The "angry" full fold-back: "Back up outta my grill motha' fucka'!"

So after watching this full range of expression, I started thinking how cool it would be if humans had evolved a similar trait. Sure, people have verbal skills that are not limited to short phrases like "pretty bird" and imitations of the Andy Griffith Show theme song. But even with these advanced abilities, it always amazes me how often people can have little misunderstandings or just miss the point altogether. I am proposing that if people were to have an adjustable crest on their heads (I guess with humans it would have to be made of hair, although feathers would be much cooler in my opinion), such miscommunication would become a thing of the past. Consider the following scenarios:

Normal humans...
Business Man: So you see, we can just roll over your 401(K)....I can take care of everything. Do you have any questions?
Client: (although completely clueless, doesn't want to appear stupid) No, that sounds great. Go ahead and do it.
Now Client has to work 60 hours a week until he's 75 because his retirement fund was severely mismanaged.

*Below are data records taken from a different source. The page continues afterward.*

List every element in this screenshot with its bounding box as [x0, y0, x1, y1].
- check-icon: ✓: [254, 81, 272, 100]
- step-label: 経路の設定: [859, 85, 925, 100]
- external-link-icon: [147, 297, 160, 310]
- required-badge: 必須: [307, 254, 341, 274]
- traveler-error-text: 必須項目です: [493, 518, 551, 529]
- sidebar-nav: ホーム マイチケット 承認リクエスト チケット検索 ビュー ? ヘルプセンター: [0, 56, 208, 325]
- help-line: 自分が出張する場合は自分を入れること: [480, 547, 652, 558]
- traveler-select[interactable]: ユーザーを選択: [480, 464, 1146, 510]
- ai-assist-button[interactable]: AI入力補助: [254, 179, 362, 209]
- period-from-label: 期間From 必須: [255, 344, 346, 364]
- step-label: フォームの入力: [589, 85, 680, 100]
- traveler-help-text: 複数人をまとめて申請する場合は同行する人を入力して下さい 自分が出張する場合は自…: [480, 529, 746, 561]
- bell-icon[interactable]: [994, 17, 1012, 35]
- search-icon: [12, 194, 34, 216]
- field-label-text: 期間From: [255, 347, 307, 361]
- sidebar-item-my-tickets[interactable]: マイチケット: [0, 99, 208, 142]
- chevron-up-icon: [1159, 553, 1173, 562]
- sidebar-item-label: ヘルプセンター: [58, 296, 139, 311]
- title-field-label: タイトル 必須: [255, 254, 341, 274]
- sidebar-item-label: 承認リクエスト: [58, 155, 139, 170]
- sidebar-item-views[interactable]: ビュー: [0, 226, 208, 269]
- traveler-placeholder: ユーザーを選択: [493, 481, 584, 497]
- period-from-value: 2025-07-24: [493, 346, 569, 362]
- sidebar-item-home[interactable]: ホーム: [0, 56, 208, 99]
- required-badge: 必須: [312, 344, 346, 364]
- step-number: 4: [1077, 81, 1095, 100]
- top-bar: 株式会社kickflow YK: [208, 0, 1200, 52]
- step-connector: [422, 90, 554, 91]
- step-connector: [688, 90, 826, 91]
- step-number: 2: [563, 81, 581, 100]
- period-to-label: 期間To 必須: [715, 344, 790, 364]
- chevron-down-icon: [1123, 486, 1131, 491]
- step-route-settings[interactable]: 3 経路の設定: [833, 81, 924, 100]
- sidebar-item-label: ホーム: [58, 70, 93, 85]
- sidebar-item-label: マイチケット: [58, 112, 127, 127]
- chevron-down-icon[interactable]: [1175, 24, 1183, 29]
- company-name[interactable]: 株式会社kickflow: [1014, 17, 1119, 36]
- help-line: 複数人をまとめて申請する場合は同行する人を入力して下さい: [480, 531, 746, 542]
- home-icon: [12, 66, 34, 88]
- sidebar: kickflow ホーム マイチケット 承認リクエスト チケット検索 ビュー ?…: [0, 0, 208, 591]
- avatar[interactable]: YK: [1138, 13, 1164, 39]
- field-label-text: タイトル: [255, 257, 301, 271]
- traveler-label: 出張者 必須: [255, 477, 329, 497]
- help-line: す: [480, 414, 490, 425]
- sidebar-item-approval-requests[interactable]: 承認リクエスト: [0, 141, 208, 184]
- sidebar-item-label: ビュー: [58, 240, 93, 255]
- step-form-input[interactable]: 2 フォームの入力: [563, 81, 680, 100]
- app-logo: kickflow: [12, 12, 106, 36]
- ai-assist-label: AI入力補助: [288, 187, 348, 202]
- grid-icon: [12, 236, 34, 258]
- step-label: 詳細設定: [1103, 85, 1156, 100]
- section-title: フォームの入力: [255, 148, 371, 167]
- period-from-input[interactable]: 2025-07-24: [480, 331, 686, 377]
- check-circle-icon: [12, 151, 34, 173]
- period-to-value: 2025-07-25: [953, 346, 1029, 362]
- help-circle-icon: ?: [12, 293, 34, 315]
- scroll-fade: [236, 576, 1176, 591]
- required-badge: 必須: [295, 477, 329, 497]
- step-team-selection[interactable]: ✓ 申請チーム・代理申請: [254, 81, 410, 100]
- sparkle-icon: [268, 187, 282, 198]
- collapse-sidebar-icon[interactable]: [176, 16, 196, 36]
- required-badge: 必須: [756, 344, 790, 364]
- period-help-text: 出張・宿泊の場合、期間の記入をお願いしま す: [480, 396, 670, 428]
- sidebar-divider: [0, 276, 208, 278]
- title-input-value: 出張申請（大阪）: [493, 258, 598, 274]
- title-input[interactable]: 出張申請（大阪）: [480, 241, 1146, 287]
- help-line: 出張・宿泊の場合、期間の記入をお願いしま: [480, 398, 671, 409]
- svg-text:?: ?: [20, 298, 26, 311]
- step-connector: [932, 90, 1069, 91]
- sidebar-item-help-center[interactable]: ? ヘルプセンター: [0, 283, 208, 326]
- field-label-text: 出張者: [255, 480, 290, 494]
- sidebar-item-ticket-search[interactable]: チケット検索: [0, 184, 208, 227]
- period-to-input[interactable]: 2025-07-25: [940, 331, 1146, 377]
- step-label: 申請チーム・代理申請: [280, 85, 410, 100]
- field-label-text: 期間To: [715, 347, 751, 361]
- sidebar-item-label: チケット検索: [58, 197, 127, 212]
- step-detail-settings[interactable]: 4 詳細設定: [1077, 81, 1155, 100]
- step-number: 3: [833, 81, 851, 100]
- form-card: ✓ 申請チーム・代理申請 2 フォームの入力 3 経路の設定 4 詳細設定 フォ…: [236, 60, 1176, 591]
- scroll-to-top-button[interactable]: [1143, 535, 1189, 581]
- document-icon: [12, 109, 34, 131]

But if everyone had crests....
Business Man: So you see, we can just roll over your 401(K)....I can take care of everything. Do you have any questions?
Client: (still clueless) No, that sounds great. Go ahead and do it.
Business Man: Come on Bob, this is your retirement fund we're talking about. I can tell by your crest that you're still a little confused. Let me explain a little more how this works.....
Here Client retires to an exclusive island resort in the Caribbean at age 55.

Or what about relationships? This is where it would really come in handy.

Normal humans.....
Girlfriend: (enters looking a little disheveled) Hey, honey.
Boyfriend: Hey, baby, is everything OK? You look like you've had a rough day.
Girlfriend: (holding something back) No, everything's fine. Work just wore me out today, so I'm going to bed early.
Boyfriend: (mistakenly believing that everything is fine) OK, that's cool. I'll see you tomorrow.
Now "Boyfriend" is "Single Guy," has no job and lives with parents, playing with birds all day.

But add the crest....
Girlfriend: (enters looking a little disheveled) Hey, honey.
Boyfriend: Hey, baby, is everything OK? You look like you've had a rough day.
Girlfriend: (holding something back) No, everything's fine. Work just wore me out today, so I'm going to bed early.
Boyfriend: (noticing the crest, he turns off the football game and gives Girlfriend his undivided attention) I know you well enough to know when you're not being completely honest with me. Plus, with your crest folded all the way back like that, I know you're really upset about something.
Girlfriend: (obviously touched that Boyfriend is being so attentive; crest perks up slightly) Yeah, you're right. It's just that sometimes I feel like I'm putting more into this relationship than you are...... (or something like that.....that sounds like something a girl would say, right?)
Here Boyfriend and Girlfriend have that long overdue heart-to-heart, and their love emerges stronger than ever. Eventually they marry, live a long fulfilling life, and retire to a Caribbean island. Not the same island as Client, though - they both knew him in high school and know what a toolbag he is.

So as you can see, life would be infinitely more simple if we all had large movable crests like cockatiels. Not to mention that we'd all end up retiring at an early age and moving to the Caribbean to live out the remainder of our days sipping margaritas and dancing on the beach to the rhythms of a steel drum. Really the only problem I can see with this idea is at the movie theater or a sporting event - if something really exciting or unsuspected happened, everyone's crests would shoot straight up, making it difficult for the people in the back row to see the action. A small price to pay, though, I think.